The completion of the bank is the culmination of an effort that kicked into gear soon after the discovery of advanced Iranian centrifuges was announced in 2005. At a conference in London, Nunn heard his colleague Charles B. Curtis talk about the IAEA setting up its own fuel reserve. “This wasn’t a new idea,” says Nunn. “But this time, following discussions with [then IAEA director general] Mohamed ElBaradei, it looked more viable.”

The key to developing an independent fuel bank was seed capital, and Nunn knew the right person to approach: Warren Buffett. The well-known investor had taken a keen interest in what he calls “risk reduction” and had told Nunn to let him know of good ideas for reducing proliferation risks. In 2006 Nunn called Buffett from outside IAEA headquarters during a break in negotiations over the bank. “Of course I’ll support it,” Buffett said over the phone. “How much money do you need?”

Nunn suggested $50 million, with the IAEA getting other investors to contribute another $50 million. Buffett agreed to contribute his share as long as the IAEA would secure another $100 million. Over time, the US government put in $50 million, the European Union $32 million, the United Arab Emirates and Kuwait $10 million each, and Norway $5 million. That financial support will keep the bank fully funded for the next 20 years. In 2011, with most of the money raised, Kazakhstan offered to host the facility at the Ulba Metallurgical Plant in Ust-Kamenogorsk. “Kazakhstan has done some great work in the area of nonproliferation,” said former US energy secretary Ernest Moniz at the Pugwash conference.

Now that the facility is officially open, the IAEA has issued a tender option to buy the fuel for the bank on the open market. That move isn’t completely without controversy, with some US officials grumbling that a Russian company is likely to win the bid.

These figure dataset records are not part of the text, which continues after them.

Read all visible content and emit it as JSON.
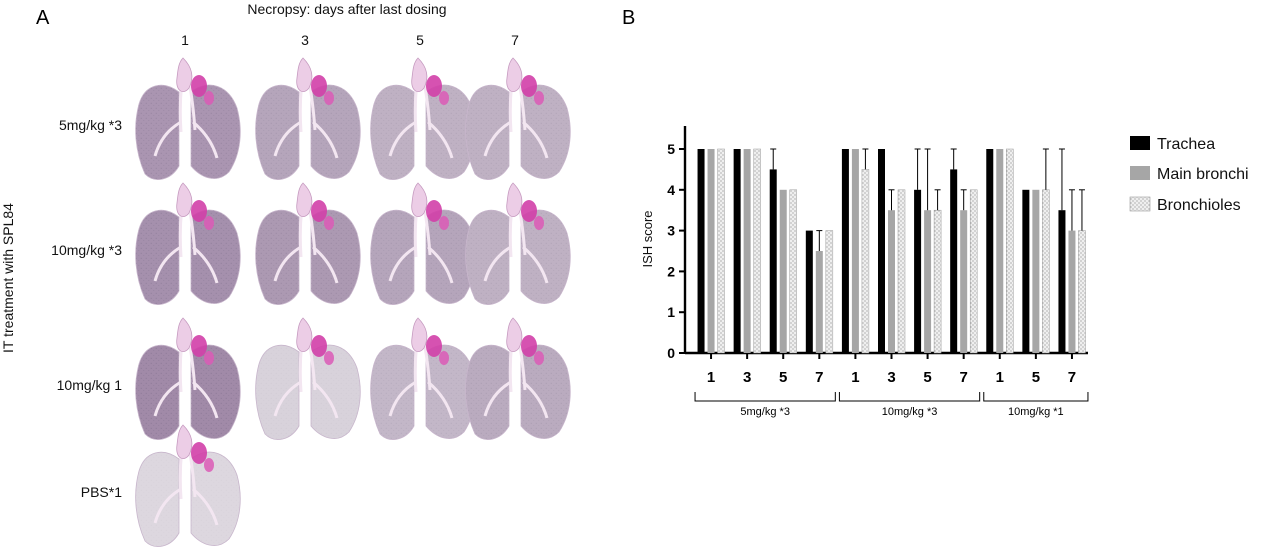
{
  "panel_a": {
    "letter": "A",
    "header": "Necropsy: days after last dosing",
    "side_label": "IT treatment with SPL84",
    "columns": [
      "1",
      "3",
      "5",
      "7"
    ],
    "rows": [
      {
        "label": "5mg/kg *3",
        "n": 4,
        "intensity": [
          0.75,
          0.6,
          0.5,
          0.5
        ]
      },
      {
        "label": "10mg/kg *3",
        "n": 4,
        "intensity": [
          0.8,
          0.7,
          0.6,
          0.5
        ]
      },
      {
        "label": "10mg/kg 1",
        "n": 4,
        "intensity": [
          0.85,
          0.2,
          0.45,
          0.55
        ]
      },
      {
        "label": "PBS*1",
        "n": 1,
        "intensity": [
          0.15
        ]
      }
    ]
  },
  "panel_b": {
    "letter": "B",
    "legend": [
      {
        "name": "Trachea",
        "color": "#000000",
        "pattern": "solid"
      },
      {
        "name": "Main bronchi",
        "color": "#a6a6a6",
        "pattern": "solid"
      },
      {
        "name": "Bronchioles",
        "color": "#ececec",
        "pattern": "dotted"
      }
    ]
  },
  "chart_data": {
    "type": "bar",
    "title": "",
    "ylabel": "ISH score",
    "xlabel": "",
    "ylim": [
      0,
      5
    ],
    "yticks": [
      "0",
      "1",
      "2",
      "3",
      "4",
      "5"
    ],
    "legend_position": "right",
    "categories": [
      "1",
      "3",
      "5",
      "7",
      "1",
      "3",
      "5",
      "7",
      "1",
      "5",
      "7"
    ],
    "groups": [
      {
        "label": "5mg/kg *3",
        "from": 0,
        "to": 3
      },
      {
        "label": "10mg/kg *3",
        "from": 4,
        "to": 7
      },
      {
        "label": "10mg/kg *1",
        "from": 8,
        "to": 10
      }
    ],
    "series": [
      {
        "name": "Trachea",
        "values": [
          5,
          5,
          4.5,
          3,
          5,
          5,
          4,
          4.5,
          5,
          4,
          3.5
        ],
        "error": [
          0,
          0,
          0.5,
          0,
          0,
          0,
          1,
          0.5,
          0,
          0,
          1.5
        ]
      },
      {
        "name": "Main bronchi",
        "values": [
          5,
          5,
          4,
          2.5,
          5,
          3.5,
          3.5,
          3.5,
          5,
          4,
          3
        ],
        "error": [
          0,
          0,
          0,
          0.5,
          0,
          0.5,
          1.5,
          0.5,
          0,
          0,
          1
        ]
      },
      {
        "name": "Bronchioles",
        "values": [
          5,
          5,
          4,
          3,
          4.5,
          4,
          3.5,
          4,
          5,
          4,
          3
        ],
        "error": [
          0,
          0,
          0,
          0,
          0.5,
          0,
          0.5,
          0,
          0,
          1,
          1
        ]
      }
    ]
  }
}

Both China and Russia have signed agreements with the IAEA to allow safe passage of the material to and from the bank. The European Union is paying for security to transport the fuel there, which will start in 2018.

Nunn is pleased with how the bank has developed. “In my years of working to reduce nuclear risk, I have often asked myself, particularly when things look very difficult, if God forbid the world suffers a nuclear catastrophe, what steps would we wish we had taken to prevent it?” he says. “This fuel bank is one of those steps, a crucial step toward a safer world.”